Make sure to clean under tails and in ears, brush your animal down before going into the ring, I always use a little show sheen the morning off, spray it on my brush or a rag and then rub or brush it on the goat, don't spray it right on the goat, then it's too much... Hoof polish for horses works nice too  and a good scrubbing with a tooth brush or something of the such and like you said, baby socks  and just making sure everything it beat and tidy on your animals clip job


----------



## VincekFarm (Jun 27, 2011)

-A little bit of bug spray doesn't hurt as long as the smell isn't overpowering. This keeps any flies from landing on your goat which might cause your animal to act up.
-Try to practice alot with doing movements. Since youre a senior the judge will make sure to have you change places in line and do the thing where two goats walk together, peel off and then walk back so that they can be compared. During this movement you have to be EQUAL with the goat. If their goat stops, yours stops and keeping exact pace is good. 
-Make sure the chest is clean and the area between the udder and leg. Alot of dirt seems to pile up there.
-Trim the hair inside the ears as well, I use a 50 blade for it and it worked good. 
- Instead of baby socks I use VetWrap on the hooves & horse hoof polish after I clean the heck out of them.
-Make sure you know EVERYTHING on the scorecard and body parts.

Good Luck!


----------



## groovyoldlady (Jul 21, 2011)

We've never been able to keep vet wrap on our goats.
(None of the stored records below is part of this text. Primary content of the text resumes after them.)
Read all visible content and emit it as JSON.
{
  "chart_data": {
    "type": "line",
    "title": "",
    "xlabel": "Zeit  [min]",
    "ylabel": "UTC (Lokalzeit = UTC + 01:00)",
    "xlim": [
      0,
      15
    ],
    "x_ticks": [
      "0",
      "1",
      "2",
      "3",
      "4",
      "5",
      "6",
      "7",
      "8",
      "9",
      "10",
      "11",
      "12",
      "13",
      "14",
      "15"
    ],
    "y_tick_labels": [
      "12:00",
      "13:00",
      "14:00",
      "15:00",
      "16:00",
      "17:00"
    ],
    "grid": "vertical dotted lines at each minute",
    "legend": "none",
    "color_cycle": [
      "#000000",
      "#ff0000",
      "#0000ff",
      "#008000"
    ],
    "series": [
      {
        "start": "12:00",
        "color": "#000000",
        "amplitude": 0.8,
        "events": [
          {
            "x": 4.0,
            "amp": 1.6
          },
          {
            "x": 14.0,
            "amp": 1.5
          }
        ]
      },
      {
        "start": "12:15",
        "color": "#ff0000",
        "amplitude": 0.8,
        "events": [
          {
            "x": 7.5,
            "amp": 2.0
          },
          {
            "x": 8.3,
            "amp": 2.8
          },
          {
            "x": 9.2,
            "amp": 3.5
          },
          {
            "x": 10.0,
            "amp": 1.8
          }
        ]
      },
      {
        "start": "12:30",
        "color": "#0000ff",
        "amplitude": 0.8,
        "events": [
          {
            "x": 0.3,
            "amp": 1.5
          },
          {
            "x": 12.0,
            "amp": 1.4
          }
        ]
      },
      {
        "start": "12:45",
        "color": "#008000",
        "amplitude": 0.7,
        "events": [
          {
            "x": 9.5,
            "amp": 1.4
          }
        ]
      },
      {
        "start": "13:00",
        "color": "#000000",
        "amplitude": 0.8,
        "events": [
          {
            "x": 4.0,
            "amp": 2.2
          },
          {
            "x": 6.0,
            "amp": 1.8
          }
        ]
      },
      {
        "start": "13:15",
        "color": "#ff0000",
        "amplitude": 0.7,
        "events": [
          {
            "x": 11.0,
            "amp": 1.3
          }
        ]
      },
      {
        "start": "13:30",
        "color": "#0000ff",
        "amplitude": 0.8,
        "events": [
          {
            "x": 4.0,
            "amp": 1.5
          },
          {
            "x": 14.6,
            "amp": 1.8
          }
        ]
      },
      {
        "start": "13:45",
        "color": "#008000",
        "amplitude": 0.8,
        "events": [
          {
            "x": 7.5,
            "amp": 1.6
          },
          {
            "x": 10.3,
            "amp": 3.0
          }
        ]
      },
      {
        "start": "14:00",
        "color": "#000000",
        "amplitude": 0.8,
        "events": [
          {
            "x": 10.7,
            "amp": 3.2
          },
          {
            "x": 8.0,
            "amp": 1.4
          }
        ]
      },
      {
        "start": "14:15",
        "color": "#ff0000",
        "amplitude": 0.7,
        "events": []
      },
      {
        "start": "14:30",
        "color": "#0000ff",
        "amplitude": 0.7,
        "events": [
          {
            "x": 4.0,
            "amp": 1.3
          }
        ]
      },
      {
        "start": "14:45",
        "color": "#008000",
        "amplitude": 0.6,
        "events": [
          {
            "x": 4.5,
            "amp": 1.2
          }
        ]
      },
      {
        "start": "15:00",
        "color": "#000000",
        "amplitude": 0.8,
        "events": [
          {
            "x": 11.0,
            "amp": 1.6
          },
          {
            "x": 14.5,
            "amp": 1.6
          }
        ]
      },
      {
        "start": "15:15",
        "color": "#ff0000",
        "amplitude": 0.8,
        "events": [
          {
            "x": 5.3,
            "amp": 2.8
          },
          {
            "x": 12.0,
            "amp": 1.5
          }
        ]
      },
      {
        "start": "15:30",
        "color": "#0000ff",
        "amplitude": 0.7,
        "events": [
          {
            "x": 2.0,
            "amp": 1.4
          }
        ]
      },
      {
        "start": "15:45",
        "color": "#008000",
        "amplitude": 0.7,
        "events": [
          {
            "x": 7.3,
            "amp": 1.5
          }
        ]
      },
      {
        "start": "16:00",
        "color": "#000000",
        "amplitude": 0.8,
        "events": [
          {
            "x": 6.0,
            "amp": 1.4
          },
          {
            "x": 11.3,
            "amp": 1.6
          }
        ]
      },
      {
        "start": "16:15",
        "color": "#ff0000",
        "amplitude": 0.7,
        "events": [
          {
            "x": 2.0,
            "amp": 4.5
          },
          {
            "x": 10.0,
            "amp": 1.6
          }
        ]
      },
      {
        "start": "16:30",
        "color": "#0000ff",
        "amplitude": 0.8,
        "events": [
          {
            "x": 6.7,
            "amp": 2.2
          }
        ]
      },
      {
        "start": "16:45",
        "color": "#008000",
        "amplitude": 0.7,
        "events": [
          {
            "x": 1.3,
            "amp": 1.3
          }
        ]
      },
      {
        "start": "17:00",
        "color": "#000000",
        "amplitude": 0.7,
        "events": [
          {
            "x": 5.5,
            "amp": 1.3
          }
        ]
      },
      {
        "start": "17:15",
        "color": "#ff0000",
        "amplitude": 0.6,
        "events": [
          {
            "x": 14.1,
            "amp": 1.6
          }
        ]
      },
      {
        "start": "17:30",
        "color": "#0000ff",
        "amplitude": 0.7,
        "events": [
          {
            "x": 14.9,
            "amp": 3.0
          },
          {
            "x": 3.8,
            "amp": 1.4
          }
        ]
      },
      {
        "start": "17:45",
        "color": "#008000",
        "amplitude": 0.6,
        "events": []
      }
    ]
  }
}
So I LOVE the baby sock idea! My girls don't show until August and September. One of our rules is NO fitting on show day. We go to the show with the goat completely done except for touch-ups on eyes, noses, ears, butts, and of course, hooves. That relieves so much stress. My girls have been setting the score card to music in order to memorize it. IT is also tremendously helpful if you've worked ALOT with your goat. Switch directions, touch her udder, set her up over and over again. We're working our Nigerian kids on a daily basis because the Nigies have such a reputation for being "difficult" in the ring.


----------